One-one analytic functions on unit disc

Is the following statement true?

Suppose, $ f:D\to \mathbb C $ is an analytic function where $ D $ is the unit disc of radius $ 1 $ around $0 $. Suppose, $ f $ is analytic on the boundary of $ D $ as well. Then prove that, if $ f $ is one-one on the boundary of $ D $, then $ f $ is one-one on $ D $.

P.S. I think I got a solution. But I was wondering if this problem has a trivial solution.

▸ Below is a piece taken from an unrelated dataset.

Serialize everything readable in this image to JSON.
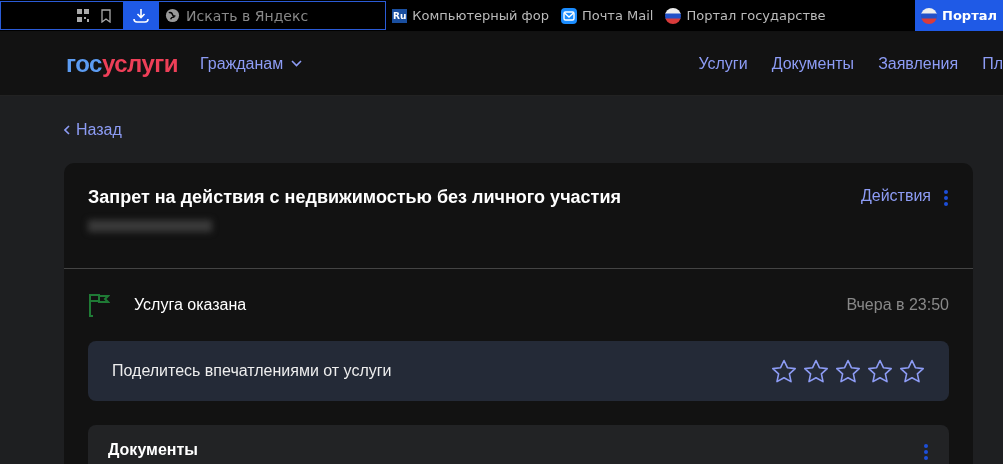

Here is my solution, since nobody has posted a solution yet:-

Suppose, $ \gamma $ is the boundary of $ D $(assuming $ \gamma(t)=e^{2\pi it} $). Then $ f\circ \gamma $ is a simple continuously differentiable curve. So by Jordan curve theorem, $ f\circ \gamma $ divides $ \mathbb C $ into 2 path connected regions $ A_1, A_2 $ such that if $ a\in A_1 $, then $\int_{f\circ \gamma} \frac {1}{z-a} dz=2\pi i$ and if $ a\in A_2 $, then $\int_{f\circ \gamma} \frac {1}{z-a} dz=0$. So, $ f(z)=a $ for some $ a\in A_1,z\in D $ implies $ \int_{\gamma} \frac {f'(z)}{f(z)-a} dz=2\pi i $. So $ f(z)=a $ has only one solution in $ D $. Similarly if $ a\in A_2 $, then $\int_{\gamma} \frac {f'(z)}{f(z)-a}=0 $, so $ f(z)=a $ has no solution in $ D $. If $ f(z)=a $ for some $ z\in D, a\in f\circ \gamma $, then by open mapping theorem, $ f(z)=a' $ for some $ z\in D, a'\in A_2 $, which is not possible. So $ f $ is one-one in $ D $.

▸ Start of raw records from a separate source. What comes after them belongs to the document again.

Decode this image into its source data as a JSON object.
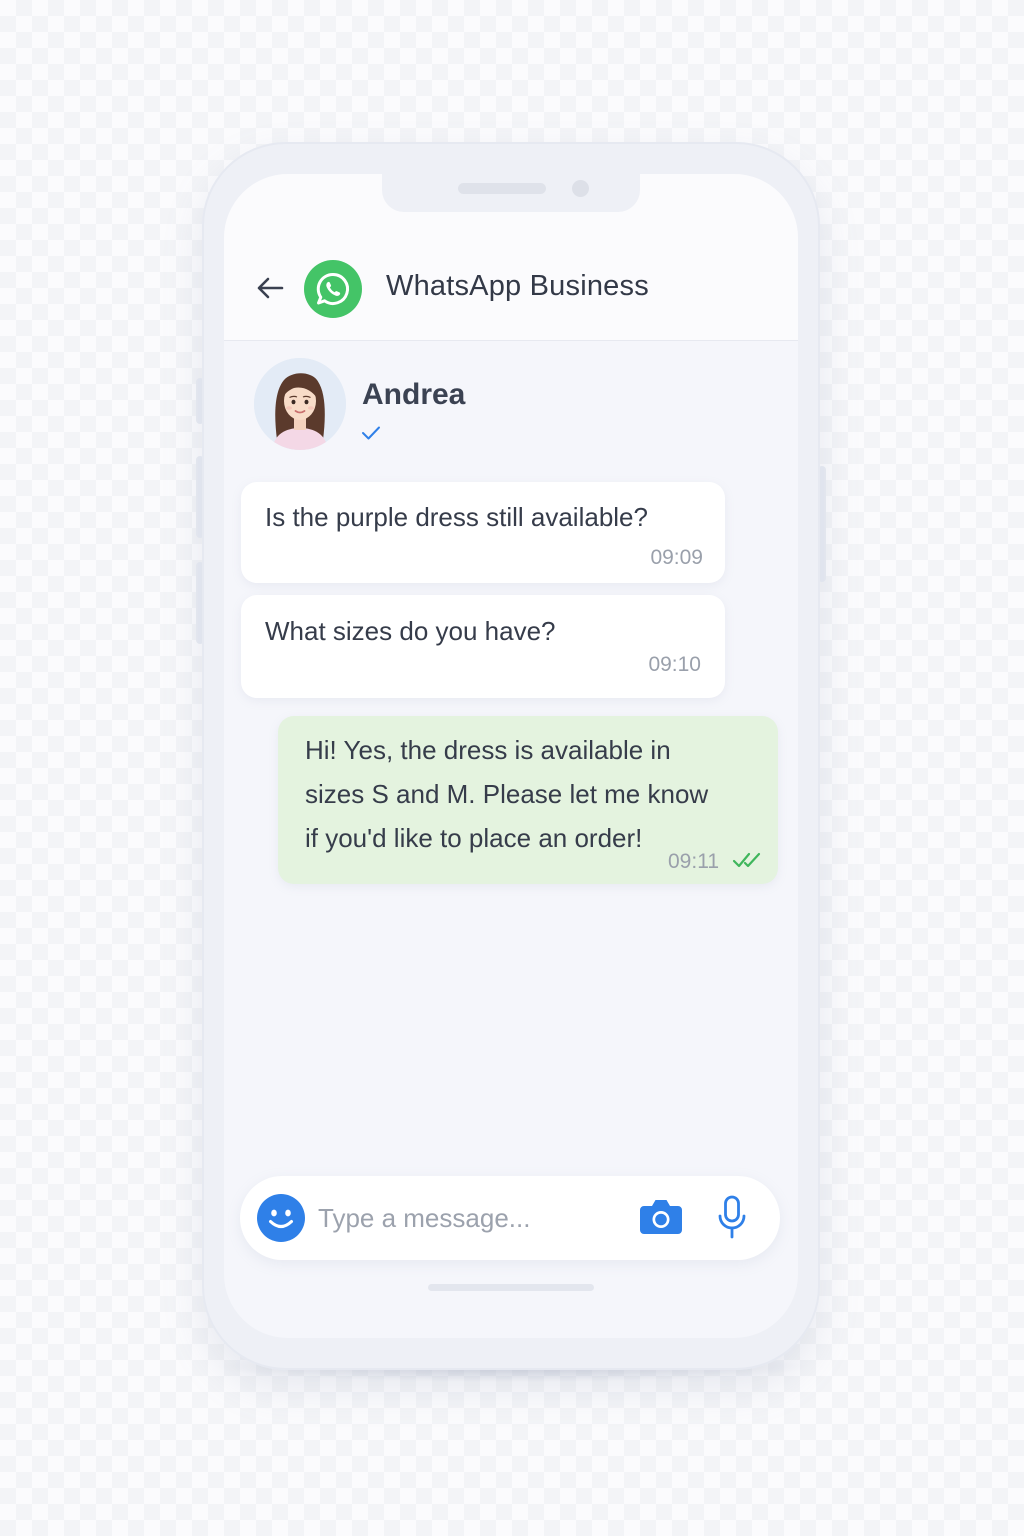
{
  "header": {
    "back_icon": "arrow-left-icon",
    "logo_icon": "whatsapp-icon",
    "title": "WhatsApp Business"
  },
  "contact": {
    "name": "Andrea",
    "status_icon": "single-check-icon"
  },
  "messages": [
    {
      "direction": "incoming",
      "text": "Is the purple dress still available?",
      "time": "09:09"
    },
    {
      "direction": "incoming",
      "text": "What sizes do you have?",
      "time": "09:10"
    },
    {
      "direction": "outgoing",
      "lines": [
        "Hi! Yes, the dress is available in",
        "sizes S and M. Please let me know",
        "if you'd like to place an order!"
      ],
      "time": "09:11",
      "status_icon": "double-check-icon"
    }
  ],
  "composer": {
    "placeholder": "Type a message...",
    "emoji_icon": "smiley-icon",
    "camera_icon": "camera-icon",
    "mic_icon": "microphone-icon"
  },
  "colors": {
    "whatsapp_green": "#44c467",
    "outgoing_bubble": "#e4f3df",
    "accent_blue": "#2f80e8",
    "read_check": "#3fb65c"
  }
}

Yes, the statement is true, and your solution is the standard argument. I'm not aware of a more elementary proof.

Let's write down the proof a little more systematically.

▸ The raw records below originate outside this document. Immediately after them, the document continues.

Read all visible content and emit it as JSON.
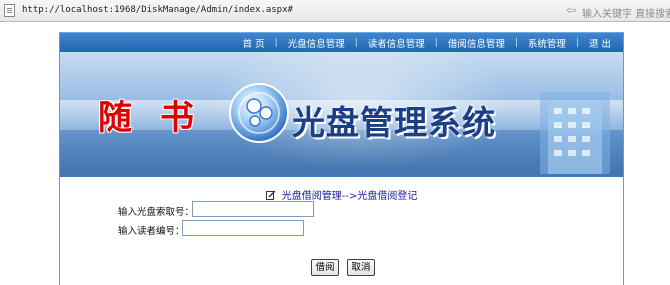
{
  "browser": {
    "url": "http://localhost:1968/DiskManage/Admin/index.aspx#",
    "search_hint": "输入关键字 直接搜索"
  },
  "nav": {
    "items": [
      "首 页",
      "光盘信息管理",
      "读者信息管理",
      "借阅信息管理",
      "系统管理",
      "退 出"
    ],
    "separator": "|"
  },
  "banner": {
    "left_text": "随书",
    "title": "光盘管理系统"
  },
  "form": {
    "breadcrumb": "光盘借阅管理-->光盘借阅登记",
    "disc_id_label": "输入光盘索取号：",
    "disc_id_value": "",
    "reader_id_label": "输入读者编号：",
    "reader_id_value": "",
    "borrow_button": "借阅",
    "cancel_button": "取消"
  },
  "colors": {
    "nav_bg": "#2a70b8",
    "banner_red": "#e00000",
    "title_blue": "#1b3f86",
    "breadcrumb_blue": "#1a1aa0"
  }
}
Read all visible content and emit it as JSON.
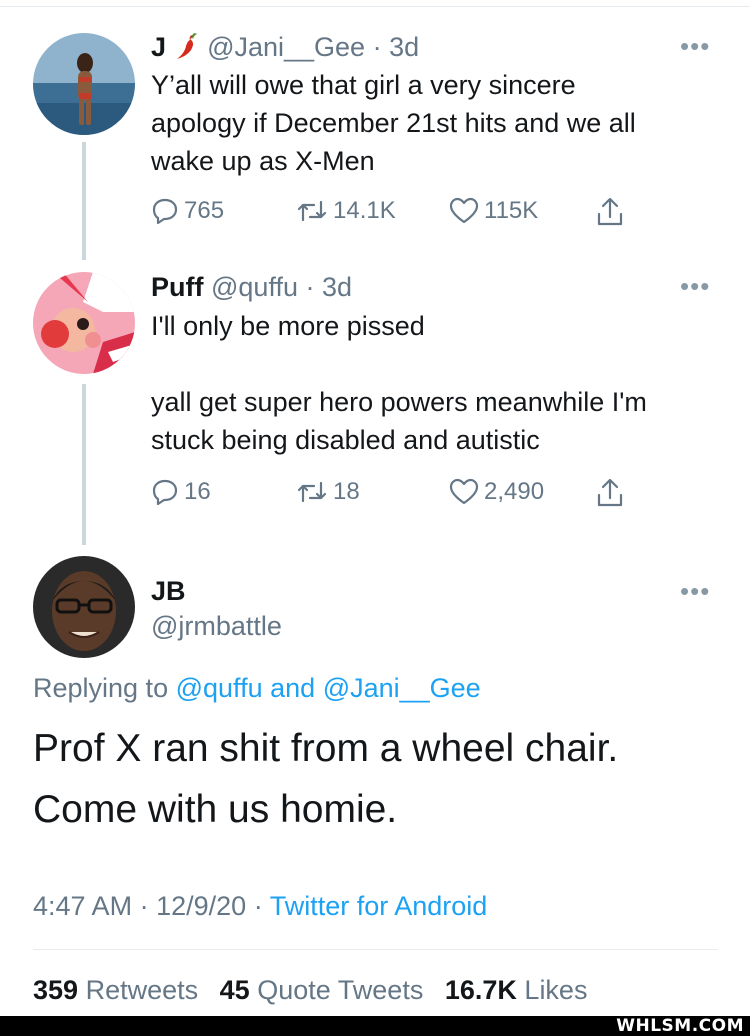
{
  "tweets": [
    {
      "name": "J",
      "name_emoji": "chili-pepper-emoji",
      "handle": "@Jani__Gee",
      "separator": "·",
      "time": "3d",
      "more": "•••",
      "lines": [
        "Y’all will owe that girl a very sincere",
        "apology if December 21st hits and we all",
        "wake up as X-Men"
      ],
      "replies": "765",
      "retweets": "14.1K",
      "likes": "115K"
    },
    {
      "name": "Puff",
      "handle": "@quffu",
      "separator": "·",
      "time": "3d",
      "more": "•••",
      "line1": "I'll only be more pissed",
      "lines": [
        "yall get super hero powers meanwhile I'm",
        "stuck being disabled and autistic"
      ],
      "replies": "16",
      "retweets": "18",
      "likes": "2,490"
    }
  ],
  "main": {
    "name": "JB",
    "handle": "@jrmbattle",
    "more": "•••",
    "replying_prefix": "Replying to",
    "mention1": "@quffu",
    "and": "and",
    "mention2": "@Jani__Gee",
    "text_line1": "Prof X ran shit from a wheel chair.",
    "text_line2": "Come with us homie.",
    "time": "4:47 AM",
    "date": "12/9/20",
    "separator": "·",
    "source": "Twitter for Android",
    "stats": {
      "retweets_count": "359",
      "retweets_label": "Retweets",
      "quotes_count": "45",
      "quotes_label": "Quote Tweets",
      "likes_count": "16.7K",
      "likes_label": "Likes"
    }
  },
  "watermark": "WHLSM.COM",
  "colors": {
    "link": "#1da1f2",
    "muted": "#657786",
    "text": "#14171a",
    "thread_line": "#ccd6dd"
  },
  "icons": [
    "reply-icon",
    "retweet-icon",
    "like-icon",
    "share-icon",
    "more-icon"
  ]
}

Since $f$ is by assumption injective (and analytic) on the boundary of the unit disk, $f\circ \gamma$ - where $\gamma$ is a positively oriented parametrisation of the unit circle - is a simple closed (continuously differentiable) curve, hence, by the Jordan curve theorem, it divides the plane into two disjoint domains whose common boundary is the trace of $f\circ\gamma$. Let $A_1$ denote the bounded domain (the interior of $f\circ\gamma$), and $A_2$ the unbounded domain (the exterior). Then the winding number

$$n(f\circ\gamma,z)$$

is constant on both domains, and $n(f\circ\gamma,z) = 0$ on $A_2$, while $n(f\circ\gamma,z) = \pm 1$ on $A_1$. But

$$n(f\circ\gamma,z) = \frac{1}{2\pi i}\int_{f\circ\gamma} \frac{dw}{w-z} = \frac{1}{2\pi i}\int_\gamma \frac{f'(\zeta)}{f(\zeta)-z}\,d\zeta$$

is, by the argument principle, the number of times $f$ attains the value $z$ in the open unit disk, hence non-negative, and it follows that $n(f\circ\gamma,z) \equiv 1$ on $A_1$. From $n(f\circ\gamma,z) \equiv 0$ on $A_2$, it follows that $f(D) \subset \overline{A}_1$, and by the open mapping theorem, it follows that $f(D)\subset A_1 = (\overline{A}_1)^{\Large\circ}$. Thus $f$ maps $D$ biholomorphically onto $A_1$.